La pobre se sintió llorada por su familia, se sintió amortajada por la piadosa mano de su tía, que se le representaba como un ángel blanco y sereno; se sintió puesta en una caja fría y dura, y fue rodeada de silencio y alumbrada de tristes luces. Y sin embargo, en medio de tan lúgubre silencio, ella atendía al fenómeno de su muerte, lo observaba, se miraba en él como en claro espejo y en él veía reflejarse su hermosura, su amor, sus padecimientos, todo lo que constituía la desgraciada personalidad que en el mundo llevaba el nombre de Gloria.

Se sintió bajada a un antro cavernoso y húmedo y encerrada en estrecho espacio, sin aire, sin luz. Enorme peso había caído sobre ella; junto a sus brazos extendíanse entrelazadas como culebras las raíces de los árboles, de los mismos árboles que más arriba mecían en clara y tibia atmósfera sus hojas, dando albergue a los pájaros. Desde aquella profundidad sintió los pasos de los que aún vivían, y entonces pensó con más fuerza en las prendas de su corazón. Pensó tanto, que las lágrimas brotaron de sus ojos, corriendo como manantial escondido por aquella oscura entraña de la tierra. Entonces Gloria vio la extensión de los cielos, el mar, pero no la tierra ni el sitio donde estaba. Todo era claridad, luz, día infinito. Allá lejos distinguió al fin una especie de ribera mezquina, montes, una torre, una torre, y desde aquel horizonte venía un hombre, marchando a pasos de gigante. Crecía al avanzar, y avanzaba tanto, que al llegar junto a la muerta tocaba el cielo con su cabeza. Pasó sin verla, y entrando en el mar, corrió por encima de él. Se deslizaba como una nube. En sus brazos llevaba un pequeño ser, un niño cuyos ojos brillaban como astros negros sobre la claridad del día. Gloria vio aquel precioso rostro infantil, tan lindo que el Niño Jesús comparado con él era feo, y al verle su corazón se partió en dos. Observó la hermosa visión y cómo alejándose disminuía. El padre miraba siempre adelante, el niño hacia atrás. Resbalaban sobre las aguas…

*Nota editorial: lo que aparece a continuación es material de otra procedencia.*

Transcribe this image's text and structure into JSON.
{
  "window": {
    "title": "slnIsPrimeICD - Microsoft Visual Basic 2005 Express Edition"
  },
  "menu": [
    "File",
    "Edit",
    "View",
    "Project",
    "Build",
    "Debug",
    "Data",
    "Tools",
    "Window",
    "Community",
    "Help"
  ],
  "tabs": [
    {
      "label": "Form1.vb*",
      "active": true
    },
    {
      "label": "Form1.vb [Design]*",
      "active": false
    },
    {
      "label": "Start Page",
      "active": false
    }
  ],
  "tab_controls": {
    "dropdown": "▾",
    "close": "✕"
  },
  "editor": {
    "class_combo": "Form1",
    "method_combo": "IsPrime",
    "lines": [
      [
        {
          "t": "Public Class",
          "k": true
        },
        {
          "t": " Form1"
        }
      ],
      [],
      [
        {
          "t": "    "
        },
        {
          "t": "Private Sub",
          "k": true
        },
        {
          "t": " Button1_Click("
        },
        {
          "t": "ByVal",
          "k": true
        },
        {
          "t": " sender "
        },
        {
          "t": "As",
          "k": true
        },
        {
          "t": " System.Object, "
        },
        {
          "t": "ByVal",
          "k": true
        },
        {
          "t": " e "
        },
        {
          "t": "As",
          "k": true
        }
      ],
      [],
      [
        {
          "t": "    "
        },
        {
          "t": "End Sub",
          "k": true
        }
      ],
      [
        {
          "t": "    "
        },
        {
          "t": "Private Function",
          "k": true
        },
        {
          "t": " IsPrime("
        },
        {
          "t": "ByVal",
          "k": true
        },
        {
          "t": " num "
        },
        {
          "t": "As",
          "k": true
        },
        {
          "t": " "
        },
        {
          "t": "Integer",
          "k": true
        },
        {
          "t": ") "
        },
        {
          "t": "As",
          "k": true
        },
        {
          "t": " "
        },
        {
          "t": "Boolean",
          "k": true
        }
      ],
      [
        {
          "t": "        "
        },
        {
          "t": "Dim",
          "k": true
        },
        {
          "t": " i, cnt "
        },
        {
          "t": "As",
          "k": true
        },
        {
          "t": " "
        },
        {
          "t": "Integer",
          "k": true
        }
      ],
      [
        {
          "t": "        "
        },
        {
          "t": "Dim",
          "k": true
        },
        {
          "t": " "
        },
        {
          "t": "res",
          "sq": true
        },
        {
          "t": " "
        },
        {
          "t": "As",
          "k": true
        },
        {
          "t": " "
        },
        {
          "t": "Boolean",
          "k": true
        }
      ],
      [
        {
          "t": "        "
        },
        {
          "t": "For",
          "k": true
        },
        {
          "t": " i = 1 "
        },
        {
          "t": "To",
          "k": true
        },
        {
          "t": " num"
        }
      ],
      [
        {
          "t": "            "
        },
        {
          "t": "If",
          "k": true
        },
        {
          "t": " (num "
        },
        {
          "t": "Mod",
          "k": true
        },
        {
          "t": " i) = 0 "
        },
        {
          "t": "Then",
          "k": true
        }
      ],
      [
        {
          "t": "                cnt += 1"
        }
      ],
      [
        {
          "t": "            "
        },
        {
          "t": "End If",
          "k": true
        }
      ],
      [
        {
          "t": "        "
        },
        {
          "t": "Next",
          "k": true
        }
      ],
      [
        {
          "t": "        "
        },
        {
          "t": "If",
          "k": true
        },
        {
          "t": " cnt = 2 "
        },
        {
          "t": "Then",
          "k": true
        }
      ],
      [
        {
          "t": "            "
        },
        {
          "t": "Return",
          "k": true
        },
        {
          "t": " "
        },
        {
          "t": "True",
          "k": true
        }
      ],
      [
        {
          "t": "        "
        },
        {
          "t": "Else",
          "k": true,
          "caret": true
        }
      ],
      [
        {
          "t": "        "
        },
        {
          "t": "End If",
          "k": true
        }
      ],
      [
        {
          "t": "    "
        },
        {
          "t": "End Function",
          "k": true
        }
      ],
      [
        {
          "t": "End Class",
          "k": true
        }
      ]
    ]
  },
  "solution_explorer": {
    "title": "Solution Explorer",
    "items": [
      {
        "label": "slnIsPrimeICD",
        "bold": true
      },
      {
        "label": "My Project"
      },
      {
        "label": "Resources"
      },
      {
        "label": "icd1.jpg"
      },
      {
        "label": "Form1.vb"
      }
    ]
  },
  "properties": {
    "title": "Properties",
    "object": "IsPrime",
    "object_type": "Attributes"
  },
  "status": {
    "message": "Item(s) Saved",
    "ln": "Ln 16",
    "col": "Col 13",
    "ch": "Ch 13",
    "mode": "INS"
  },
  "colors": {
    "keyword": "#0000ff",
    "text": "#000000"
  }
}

Gloria dio un grito, hizo un esfuerzo supremo, uno de esos esfuerzos del alma que son capaces de tornar a infundir la vida en la carne abandonada; rompió sus ligaduras, levantó aquella enorme mole de tierra que tenía encima, y si tuviera por cenotafio la pirámide de Cheops la levantara lo mismo; se incorporó, se puso en pie, corrió…

Francisca soñaba también, mas soñaba cosas placenteras, a saber: que había venido su hermano de América, trayendo mucho dinero. Ambos eran ricos y felices. Y al compás con esta delectación de su espíritu roncaba el cuerpo con estrépito. Pero después tuvo una pesadilla horrible, despertó sobresaltada, miró al lecho de su amita, y a la indecisa luz de la lámpara observó que estaba vacío… Miró a todos lados… Gloria no estaba en la alcoba. La pobre mujer sintió pavor inmenso, y en el primer instante no pudo gritar, porque le pareció que tenía un dogal al cuello… pero al fin gritó, y saliendo despavorida del cuarto, llamó a D. Buenaventura, a Serafinita, al cardenal. Mayor fue su consternación al ver que despuntaba la aurora. El grito de la buena mujer era:

—La señorita no está. ¡Se ha escapado!